New regulation, known as Basel III Endgame, requires large financial institutions to hold significantly more capital in their reserves than before to prevent bank failures. The rules are aimed at reducing risk-taking by banks, which includes lending to real estate.
But instead of being held back, those institutions have turned to private equity to do their lending for them.
“Banks want to finance guys like me, have me do the direct lending,” Fortress Managing Director of Investments Steven Parrinello said during Bisnow's New York City State of the Market event last week. “Because that's what regulators are forcing them to do.”
Banks are already limiting their lending to real estate while they offload nonperforming loans from their books, prompting alternative lenders to fill the gap. Now, Basel III, which will be implemented starting in July 2025 with a multiyear transition period, means that the price of lending to commercial real estate is more exorbitant.

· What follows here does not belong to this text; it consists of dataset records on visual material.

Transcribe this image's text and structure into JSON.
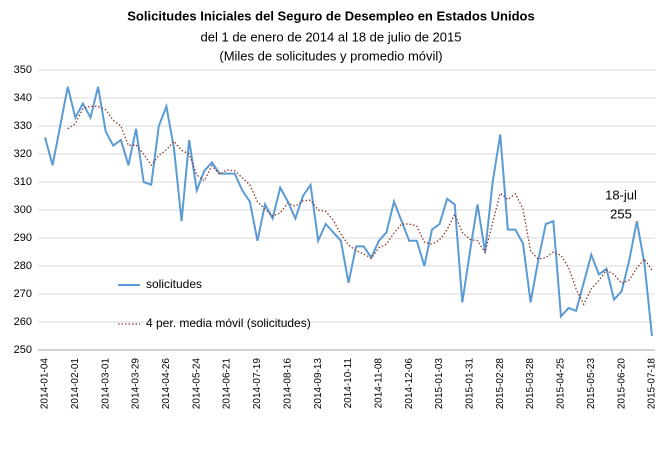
{
  "chart_data": {
    "type": "line",
    "title": "Solicitudes Iniciales del Seguro de Desempleo en Estados Unidos",
    "subtitle": [
      "del 1 de enero de 2014 al 18 de julio de 2015",
      "(Miles de solicitudes y promedio móvil)"
    ],
    "categories": [
      "2014-01-04",
      null,
      null,
      null,
      "2014-02-01",
      null,
      null,
      null,
      "2014-03-01",
      null,
      null,
      null,
      "2014-03-29",
      null,
      null,
      null,
      "2014-04-26",
      null,
      null,
      null,
      "2014-05-24",
      null,
      null,
      null,
      "2014-06-21",
      null,
      null,
      null,
      "2014-07-19",
      null,
      null,
      null,
      "2014-08-16",
      null,
      null,
      null,
      "2014-09-13",
      null,
      null,
      null,
      "2014-10-11",
      null,
      null,
      null,
      "2014-11-08",
      null,
      null,
      null,
      "2014-12-06",
      null,
      null,
      null,
      "2015-01-03",
      null,
      null,
      null,
      "2015-01-31",
      null,
      null,
      null,
      "2015-02-28",
      null,
      null,
      null,
      "2015-03-28",
      null,
      null,
      null,
      "2015-04-25",
      null,
      null,
      null,
      "2015-05-23",
      null,
      null,
      null,
      "2015-06-20",
      null,
      null,
      null,
      "2015-07-18"
    ],
    "series": [
      {
        "name": "solicitudes",
        "color": "#5b9bd5",
        "style": "solid",
        "values": [
          326,
          316,
          330,
          344,
          333,
          338,
          333,
          344,
          328,
          323,
          325,
          316,
          329,
          310,
          309,
          330,
          337,
          322,
          296,
          325,
          307,
          314,
          317,
          313,
          313,
          313,
          307,
          303,
          289,
          302,
          297,
          308,
          303,
          297,
          305,
          309,
          289,
          295,
          292,
          289,
          274,
          287,
          287,
          283,
          289,
          292,
          303,
          296,
          289,
          289,
          280,
          293,
          295,
          304,
          302,
          267,
          285,
          302,
          285,
          310,
          327,
          293,
          293,
          288,
          267,
          282,
          295,
          296,
          262,
          265,
          264,
          274,
          284,
          277,
          279,
          268,
          271,
          282,
          296,
          281,
          255
        ]
      },
      {
        "name": "4 per. media móvil (solicitudes)",
        "color": "#8b3a2a",
        "style": "dotted",
        "values": [
          null,
          null,
          null,
          329,
          330.8,
          336.3,
          337,
          337,
          335.8,
          332,
          330,
          323,
          323.3,
          320,
          316,
          319.5,
          321.5,
          324.5,
          321.3,
          320,
          312.5,
          310.5,
          315.8,
          312.8,
          314.3,
          314,
          311.5,
          309,
          303,
          300.3,
          297.8,
          299,
          302.5,
          301.3,
          303.3,
          303.5,
          300,
          299.5,
          296.3,
          291.3,
          287.5,
          285.5,
          284.3,
          282.8,
          286.5,
          287.8,
          291.8,
          295,
          295,
          294.3,
          288.5,
          287.8,
          289.3,
          293,
          298.5,
          292,
          289.5,
          289,
          284.8,
          295.5,
          306,
          303.8,
          305.8,
          300.3,
          285.3,
          282.5,
          283,
          285,
          283.8,
          279.5,
          271.8,
          266.3,
          271.8,
          274.8,
          278.5,
          277,
          273.8,
          275,
          279.3,
          282.5,
          278.5
        ]
      }
    ],
    "annotation": {
      "label": "18-jul",
      "value": 255
    },
    "ylim": [
      250,
      350
    ],
    "yticks": [
      250,
      260,
      270,
      280,
      290,
      300,
      310,
      320,
      330,
      340,
      350
    ],
    "grid": true
  }
}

As of the third quarter, banks accounted for just 18% of loan origination, down from 38% a year earlier, according to a report by CBRE.

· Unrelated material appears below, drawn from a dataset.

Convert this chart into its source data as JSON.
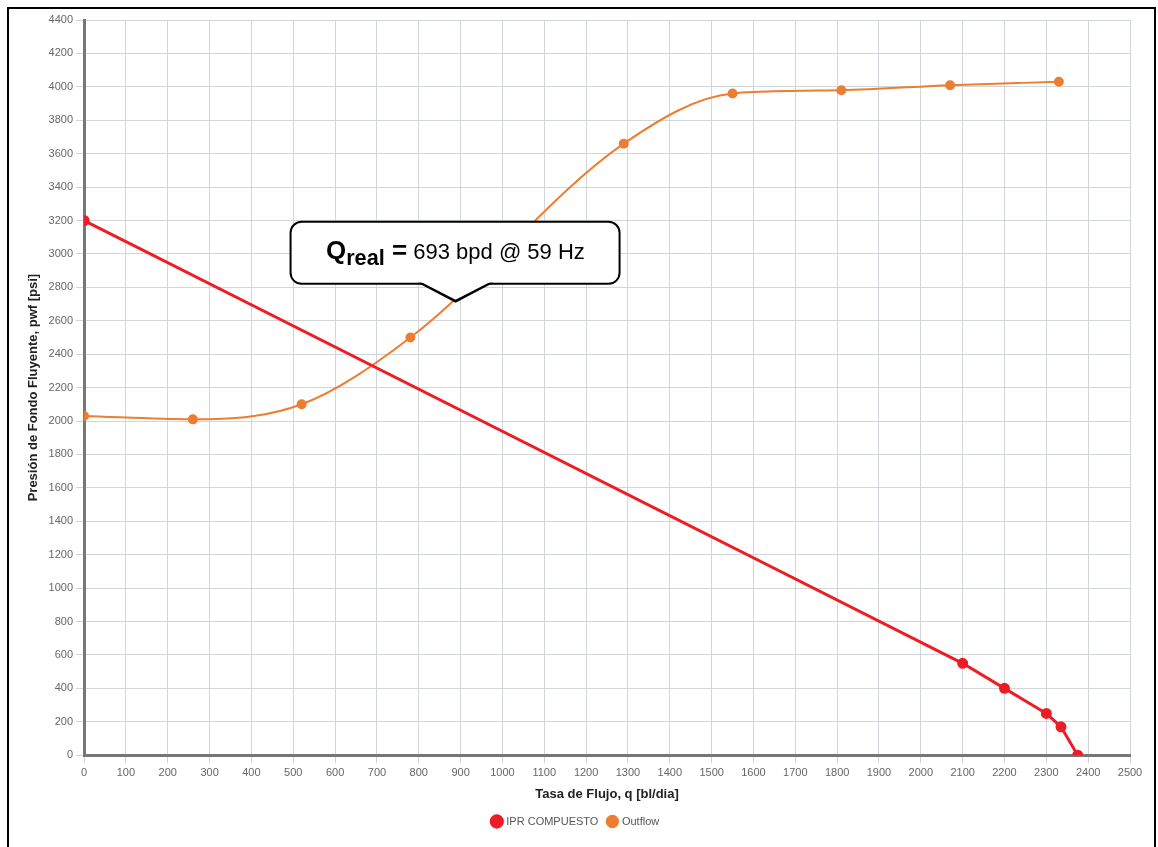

Alternative lenders were responsible for 34% of closed non-agency loans, up from 27% last year. Among those types of lenders, debt funds' activity skyrocketed 70% year-over-year, according to CBRE.
Historically, banks have been responsible for roughly half of all commercial real estate loans.
Private equity executives said at the event, held at 3 Times Square, that the shifting sources of originations are, in part, because of banks beginning to comply with Basel III regulation.
“The large money center banks are just under such a financial incentive to do less direct lending to borrowers and instead do more lending to us through warehouse lines, repos and things like that where they get more advantageous capital treatment,” PCCP Managing Director Brian Haber said onstage. “That's all going to drive more market share to alternative lenders.”
Big banks already had requirements surrounding reserves, but the regulation standardizes a credit-risk approach across all banks with $100B or more in assets.
On average, the amount of capital banks keep on hand will rise 16%, and the largest institutions will be required to hold another $2 in reserves for every $100 of risk-weighted assets on their books, according to a statement by Federal Reserve Vice Chair for Supervision Michael Barr.
Bank CEOs have come out in opposition to Basel III, saying the capital requirement will lower profits despite giving them more of a cushion in times of stress.
Executives claim that the regulation is detrimental to homebuyers, retirees and small business owners. And many already predicted the shift to alternative lenders.
“Real changes need to be made to address this over-calibration, or we risk a serious impact on financial institutions’ ability to raise and lend money for companies as well as assume risk on behalf of pension funds, mutual funds and other investors,” Goldman Sachs CEO David Solomon said in his December 2023 testimony before the Senate Committee on Banking, Housing and Urban Affairs. “We believe this will negatively harm the American economy without making the U.S. financial system safer.”
JPMorgan Chase CEO Jamie Dimon said Basel III is based on a false assumption that banks are under-capitalized and that the regulation wouldn't have prevented the failure of Silicon Valley Bank.
“Ironically, a proposal to mitigate risk would actually increase risk. This rule will result in an increased shift away from regulated markets to less regulated markets,” Dimon told a Senate committee last year.“This activity will be out of the sight of regulators, unable to see the next crisis brewing.”
A report by Fitch Ratings noted that the new requirements would have limited impact on banks' credit profiles, despite overall increasing the banking system’s resiliency.
Private equity firms commonly borrow from banks, especially to fund leveraged buyouts. Still, the two financial powerhouses have had a complex relationship as they've had to compete with different transparency requirements.
But the trend is now flipping the script and giving private equity firms more power.
Private equity firms have already fanned out across the real estate industry. Data centers, engineering and construction, and even parking lots have seen increased investments from firms.
“By having you go out and do the loan and then financing your loan, they've essentially created the same structure, just backwards,” Dansker Capital Group CEO Andrew Dansker said at the Bisnow event. “That’s kind of ironic.”